Even without those added problems, however, California faces a monumental challenge to overcome.
A big part of the problem is that optimistic assumptions built into this year’s budget about federal relief and spending cuts are not likely to materialize. An even bigger issue going forward is that temporary tax increases adopted in 2009 are about to expire at the same time that federal stimulus funds that propped up the state budget are scheduled to disappear. State general fund revenues are expected to drop by $10 billion from this year to next, from about $93 billion to $83.5 billion.
At the same time, spending would rise from about $92 billion to $102 billion unless the Legislature changes current law.
The analyst’s office, in its report, cautioned against undue panic. The state is not going bankrupt (legally, it cannot do so) nor is it likely to default on its bonds, the office said. It is possible to adopt billions of dollars in temporary solutions each year for several years while chipping away at the permanent underlying problem, the report said. If such a course were taken the state might dig out of its hole in five years. And that is the optimistic scenario.

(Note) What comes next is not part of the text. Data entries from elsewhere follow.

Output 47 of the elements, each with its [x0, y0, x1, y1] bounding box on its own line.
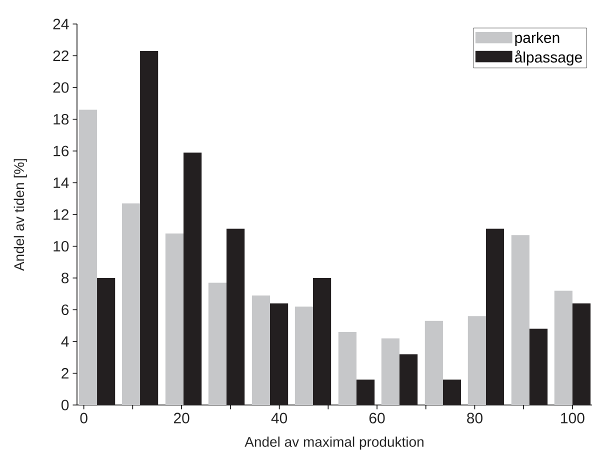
bar	[140, 50, 158, 405]
bar	[208, 282, 227, 405]
bar	[572, 303, 591, 405]
x-axis-title: Andel av maximal produktion	[244, 436, 424, 450]
bar	[226, 228, 245, 405]
bar	[529, 328, 548, 405]
bar	[338, 332, 356, 405]
bar	[294, 306, 314, 405]
bar	[313, 278, 332, 405]
x-tick-label: 0	[80, 412, 88, 424]
bar	[97, 278, 116, 405]
y-tick-label: 14	[54, 178, 69, 188]
y-tick-label: 2	[62, 368, 68, 378]
y-tick-label: 0	[61, 400, 69, 410]
bar	[381, 338, 400, 405]
bar	[442, 380, 462, 405]
y-tick-label: 18	[54, 114, 69, 125]
x-tick-label: 40	[271, 412, 288, 424]
y-tick-label: 10	[54, 240, 69, 252]
x-tick-label: 80	[467, 412, 482, 424]
y-tick-label: 8	[62, 272, 69, 284]
y-tick-label: 6	[62, 304, 69, 316]
y-tick-label: 12	[54, 209, 68, 220]
bar	[78, 110, 98, 405]
x-tick-label: 100	[561, 412, 584, 424]
bar	[270, 303, 288, 405]
bar	[165, 234, 184, 405]
bar	[399, 354, 418, 405]
legend-label: ålpassage	[514, 50, 582, 66]
y-tick-label: 16	[54, 146, 69, 156]
bar	[122, 203, 140, 405]
bar	[486, 228, 504, 405]
bar	[511, 235, 530, 405]
y-tick-label: 4	[61, 336, 69, 347]
x-tick-label: 20	[174, 412, 190, 424]
legend-label: parken	[515, 32, 560, 46]
bar	[356, 380, 375, 405]
y-tick-label: 24	[53, 18, 69, 30]
y-tick-label: 22	[53, 50, 68, 61]
bar	[184, 152, 202, 405]
x-tick-label: 60	[369, 412, 385, 424]
bar	[554, 290, 572, 405]
bar	[252, 295, 270, 405]
y-tick-label: 20	[53, 82, 69, 93]
bar	[424, 320, 443, 405]
bar	[468, 316, 486, 405]
y-axis-title: Andel av tiden [%]	[14, 159, 27, 271]
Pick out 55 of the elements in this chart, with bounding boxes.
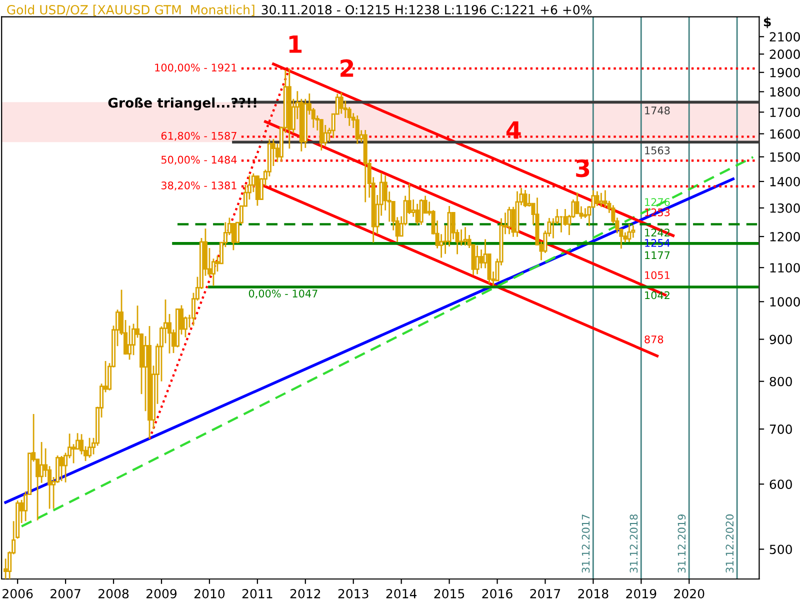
y-tick-label: 700	[770, 424, 792, 434]
annotation: 1177	[645, 251, 670, 259]
chart-title: Gold USD/OZ [XAUUSD GTM Monatlich]	[7, 4, 254, 16]
x-tick-label: 2017	[530, 588, 560, 598]
chart-subtitle: 30.11.2018 - O:1215 H:1238 L:1196 C:1221 +6 +0%	[262, 5, 592, 14]
y-tick-label: 1000	[770, 297, 800, 307]
y-tick-label: 900	[770, 334, 792, 344]
y-tick-label: 1500	[770, 152, 800, 162]
x-tick-label: 2008	[98, 588, 129, 598]
x-tick-label: 2010	[194, 588, 225, 598]
x-tick-label: 2007	[50, 588, 80, 598]
annotation: 4	[506, 121, 521, 139]
y-tick-label: 600	[770, 480, 792, 490]
y-tick-label: 1300	[770, 203, 800, 213]
annotation: 100,00% - 1921	[155, 64, 236, 73]
x-tick-label: 2011	[242, 588, 272, 598]
annotation: 1748	[645, 106, 670, 114]
y-tick-label: 1100	[770, 263, 800, 273]
ref-line-label: 31.12.2018	[630, 514, 638, 573]
ref-line-label: 31.12.2019	[678, 514, 686, 573]
x-tick-label: 2018	[578, 588, 608, 598]
x-tick-label: 2015	[434, 588, 464, 598]
y-tick-label: 1600	[770, 129, 800, 139]
annotation: 38,20% - 1381	[161, 181, 236, 190]
annotation: 1	[289, 36, 302, 53]
x-tick-label: 2013	[338, 588, 368, 598]
ref-line-label: 31.12.2017	[582, 514, 590, 573]
annotation: 878	[644, 335, 664, 344]
y-tick-label: 1400	[770, 176, 800, 186]
y-tick-label: 2000	[770, 50, 800, 59]
x-tick-label: 2009	[146, 588, 177, 598]
annotation: 2	[340, 59, 354, 77]
annotation: Große triangel...??!!	[108, 98, 256, 110]
annotation: 1042	[645, 291, 670, 300]
x-tick-label: 2014	[386, 588, 417, 598]
y-tick-label: 1800	[770, 87, 800, 97]
x-tick-label: 2012	[290, 588, 320, 598]
ref-line-label: 31.12.2020	[726, 514, 734, 573]
y-tick-label: 500	[770, 544, 792, 554]
annotation: 1051	[645, 271, 670, 280]
y-tick-label: 1900	[770, 68, 800, 78]
y-axis-title: $	[764, 16, 771, 28]
annotation: 3	[576, 159, 590, 178]
x-tick-label: 2020	[674, 588, 704, 598]
x-tick-label: 2006	[2, 588, 33, 598]
annotation: 1563	[645, 146, 670, 154]
annotation: 61,80% - 1587	[161, 132, 236, 141]
y-tick-label: 1200	[770, 232, 800, 242]
y-tick-label: 800	[770, 376, 792, 386]
y-tick-label: 2100	[770, 32, 800, 42]
x-tick-label: 2016	[482, 588, 512, 598]
annotation: 50,00% - 1484	[161, 156, 237, 165]
y-tick-label: 1700	[770, 108, 800, 118]
x-tick-label: 2019	[626, 588, 656, 598]
annotation: 0,00% - 1047	[248, 290, 318, 299]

The implications for health, education and social programs, and for taxpayers, are ominous.
The analyst’s projection already assumes a $2 billion dollar reduction in state funding for education next year even as the schools struggle to get by without billion in temporary federal aid that is about to expire. That would be if funding is set at the minimum guarantee in the state constitution. Lawmakers would have to go below the minimum – cutting more beyond the billions the schools will already lose — to have any effect on the project general fund deficit.
Health programs, especially Medi-Cal and the Healthy Families program that subsidizes insurance for low-income working families, will largely be spared from cuts because the federal stimulus bill and then the health reform requires the state to maintain the same level of funding for those programs as existed at the time the aid was received.
But many smaller programs, plus public assistance to the poor, the elderly and people with disabilities, will likely face major cuts.
Despite the analyst’s confidence that the state can work through this crisis, it remains possible that political rather than economic factors could drive the state over the edge. It is hard to imagine legislators closing this gap without new revenue. But Republicans have been steadfast against new taxes in recent years, with only a handful voting for temporary tax hikes in 2009, and even they were punished by their party and peers. A repeat of that scenario seems unlikely, especially with most of the rest of the country moving to the right and California’s voters siding against tax and fee hikes with their votes on propositions on the Nov. 2 ballot.
If another long stalemate ensues next year and the state runs out of money to pay its bills, it is possible that a federal court would intervene to set priorities for who should be paid, and when, especially since the courts have been so quick to stop the state from cutting certain programs in the past.
In short, this situation seems likely to get worse before it gets better.